You go between the parked cars. You look right, you look left, you look right again. All clear? Then you are good to go, making your way carefully across the road, yes? And that probably works for an 11 year old.

But what if you are six or seven? What can you see when you look right and left? The answer is… car bumpers. And that’s because a young child isn’t tall enough to see over the cars to check the traffic.

Next time you are out with your little one, drop to your knees before crossing the road and get down to their level. I guarantee you will be shocked by how your perspective has changed and how little you can see.

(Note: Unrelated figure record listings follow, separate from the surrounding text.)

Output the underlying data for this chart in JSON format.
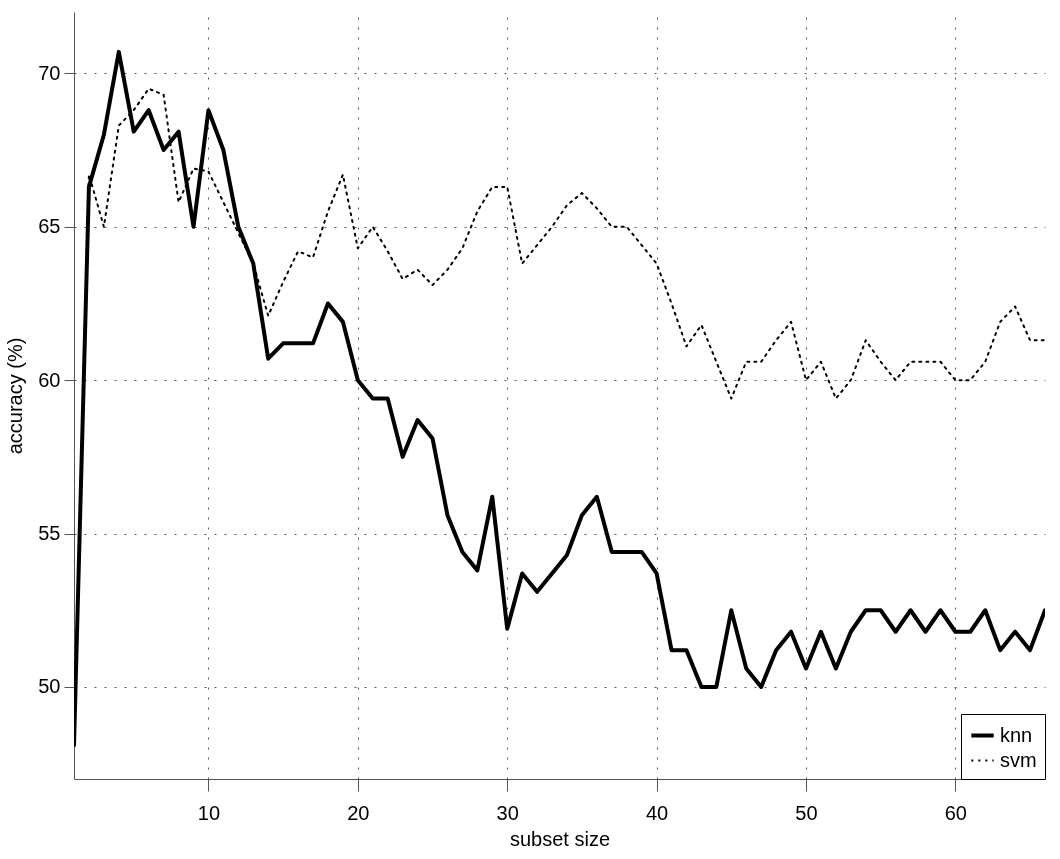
{
  "chart_data": {
    "type": "line",
    "xlabel": "subset size",
    "ylabel": "accuracy (%)",
    "x": [
      1,
      2,
      3,
      4,
      5,
      6,
      7,
      8,
      9,
      10,
      11,
      12,
      13,
      14,
      15,
      16,
      17,
      18,
      19,
      20,
      21,
      22,
      23,
      24,
      25,
      26,
      27,
      28,
      29,
      30,
      31,
      32,
      33,
      34,
      35,
      36,
      37,
      38,
      39,
      40,
      41,
      42,
      43,
      44,
      45,
      46,
      47,
      48,
      49,
      50,
      51,
      52,
      53,
      54,
      55,
      56,
      57,
      58,
      59,
      60,
      61,
      62,
      63,
      64,
      65,
      66
    ],
    "series": [
      {
        "name": "knn",
        "color": "#000000",
        "line_style": "solid",
        "values": [
          48.1,
          66.3,
          68.0,
          70.7,
          68.1,
          68.8,
          67.5,
          68.1,
          65.0,
          68.8,
          67.5,
          65.0,
          63.8,
          60.7,
          61.2,
          61.2,
          61.2,
          62.5,
          61.9,
          60.0,
          59.4,
          59.4,
          57.5,
          58.7,
          58.1,
          55.6,
          54.4,
          53.8,
          56.2,
          51.9,
          53.7,
          53.1,
          53.7,
          54.3,
          55.6,
          56.2,
          54.4,
          54.4,
          54.4,
          53.7,
          51.2,
          51.2,
          50.0,
          50.0,
          52.5,
          50.6,
          50.0,
          51.2,
          51.8,
          50.6,
          51.8,
          50.6,
          51.8,
          52.5,
          52.5,
          51.8,
          52.5,
          51.8,
          52.5,
          51.8,
          51.8,
          52.5,
          51.2,
          51.8,
          51.2,
          52.5
        ]
      },
      {
        "name": "svm",
        "color": "#000000",
        "line_style": "dotted",
        "values": [
          48.1,
          66.7,
          65.0,
          68.3,
          68.8,
          69.5,
          69.3,
          65.8,
          66.9,
          66.8,
          65.8,
          64.8,
          63.8,
          62.1,
          63.2,
          64.2,
          64.0,
          65.5,
          66.7,
          64.3,
          65.0,
          64.2,
          63.3,
          63.6,
          63.1,
          63.6,
          64.3,
          65.5,
          66.3,
          66.3,
          63.8,
          64.4,
          65.0,
          65.7,
          66.1,
          65.6,
          65.0,
          65.0,
          64.4,
          63.8,
          62.5,
          61.1,
          61.8,
          60.6,
          59.4,
          60.6,
          60.6,
          61.3,
          61.9,
          60.0,
          60.6,
          59.4,
          60.0,
          61.3,
          60.6,
          60.0,
          60.6,
          60.6,
          60.6,
          60.0,
          60.0,
          60.6,
          61.9,
          62.4,
          61.3,
          61.3
        ]
      }
    ],
    "xlim": [
      1,
      66
    ],
    "xticks": [
      10,
      20,
      30,
      40,
      50,
      60
    ],
    "ylim": [
      47,
      72
    ],
    "yticks": [
      50,
      55,
      60,
      65,
      70
    ],
    "grid": true,
    "legend": "bottom right"
  }
}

This exercise of going down on one’s knees to experience exactly what it is a child can see is just one important aspect of a road safety scheme called Kerbcraft.

Getting down to a child’s level sounds so obvious but road safety wasn’t taught this way for years. Kerbcraft has now helped thousands of children learn how to walk safely near roads.

And that got me thinking. How often do we take the time to see the world from a child’s perspective? How often do we place ourselves in their small shoes?

As adults, we have accumulated so much everyday knowledge and experience over the years, we forget that we don’t innately know things – we had to learn them.

We forget all the times we got it wrong. The misunderstandings, the bumps, the knocks.

But we also forget the wide-eyed brilliance of experiencing something for the first time: cooking a meal on your own from scratch (OK, beans on toast but so what?!), roller skating on your own for the first time, walking into a floodlit stadium for your first evening kick-off, and so many more magical moments.

I sometimes find myself longing for the days when doing something new was an everyday occurrence. When I wasn’t so old, so know-it-all, so – to be frank – jaundiced.

And then I look at my wonderful, excitable, naive children and realise I don’t have to be jaded. From now on, this is one old dog who’s determined to copy his kids – and learn some new tricks.